Your resin bodies looked great! Very nice job.


----------



## ajd350 (Sep 18, 2005)

Sounds great Any pics?


----------



## Joe65SkylarkGS (Feb 15, 2010)

Kevin took lots of pics and videos 

So give him some time and he'll post here .I'm sure


----------



## Gear Head (Mar 22, 2005)

Thanks Dom!


----------



## Dyno Dom (May 26, 2007)

Dyno said:


> Your resin bodies looked great! Very nice job.
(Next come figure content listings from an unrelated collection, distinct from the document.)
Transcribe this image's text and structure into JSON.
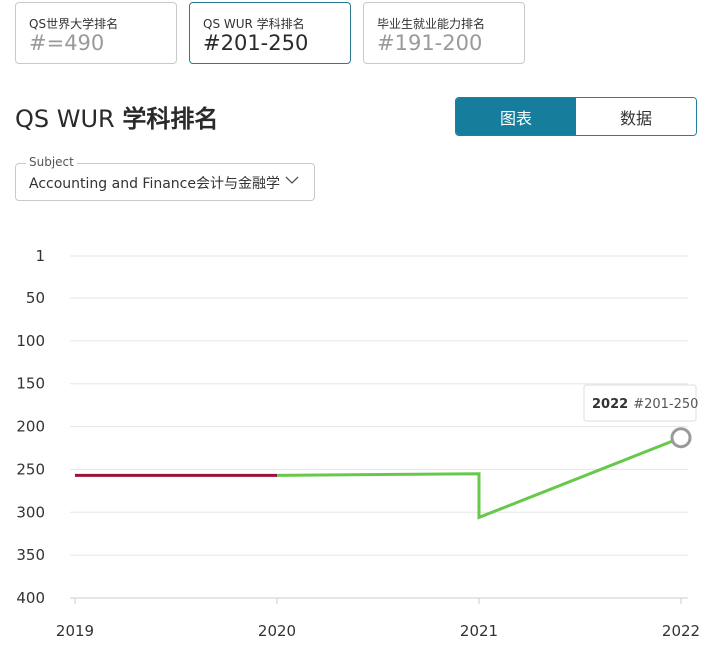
{
  "cards": [
    {
      "label": "QS世界大学排名",
      "value": "#=490"
    },
    {
      "label": "QS WUR 学科排名",
      "value": "#201-250"
    },
    {
      "label": "毕业生就业能力排名",
      "value": "#191-200"
    }
  ],
  "title": {
    "prefix": "QS WUR ",
    "bold": "学科排名"
  },
  "view_toggle": {
    "chart_label": "图表",
    "data_label": "数据"
  },
  "subject": {
    "legend": "Subject",
    "value": "Accounting and Finance会计与金融学"
  },
  "tooltip": {
    "year": "2022",
    "rank": "#201-250"
  },
  "colors": {
    "accent": "#167d9d",
    "series_red": "#a0103a",
    "series_green": "#66c94a"
  },
  "chart_data": {
    "type": "line",
    "x": [
      2019,
      2020,
      2021,
      2021,
      2022
    ],
    "y": [
      257,
      257,
      255,
      306,
      213
    ],
    "segments": [
      {
        "from": 0,
        "to": 1,
        "color": "#a0103a"
      },
      {
        "from": 1,
        "to": 4,
        "color": "#66c94a"
      }
    ],
    "y_ticks": [
      1,
      50,
      100,
      150,
      200,
      250,
      300,
      350,
      400
    ],
    "x_ticks": [
      "2019",
      "2020",
      "2021",
      "2022"
    ],
    "ylim": [
      1,
      400
    ],
    "y_inverted": true,
    "grid": true
  }
}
GH, your bodies are beautiful done, Congrats! :thumbsup:
However, you got your Dynos crossed, I'm the LI guy while Dyno is the tall
fast racer from CT who had the prior track record you beat on my layout!!


----------



## Gear Head (Mar 22, 2005)

Oops sorry about that Dom. It's been so long since he's posted that it didn't even cross my mind to check my Dynos! Thanks for the props.


----------



## '65 Nova (Jan 28, 2003)

I have exceeded my quota for pics I will look for an alternative…

k-mac


----------



## alpink (Aug 22, 2010)

*pardon me*



krazikev said:


> Selling some doubles i have, sorry no shipping but im only 5 min. From this weekens show on long island. 20 to. 25 each, not perfect may need cleaning or parts, havent tested them, more details on craigslist longisland
> 
> View attachment 223554
> 
> ...


pardon my interest in your well being

carry on


----------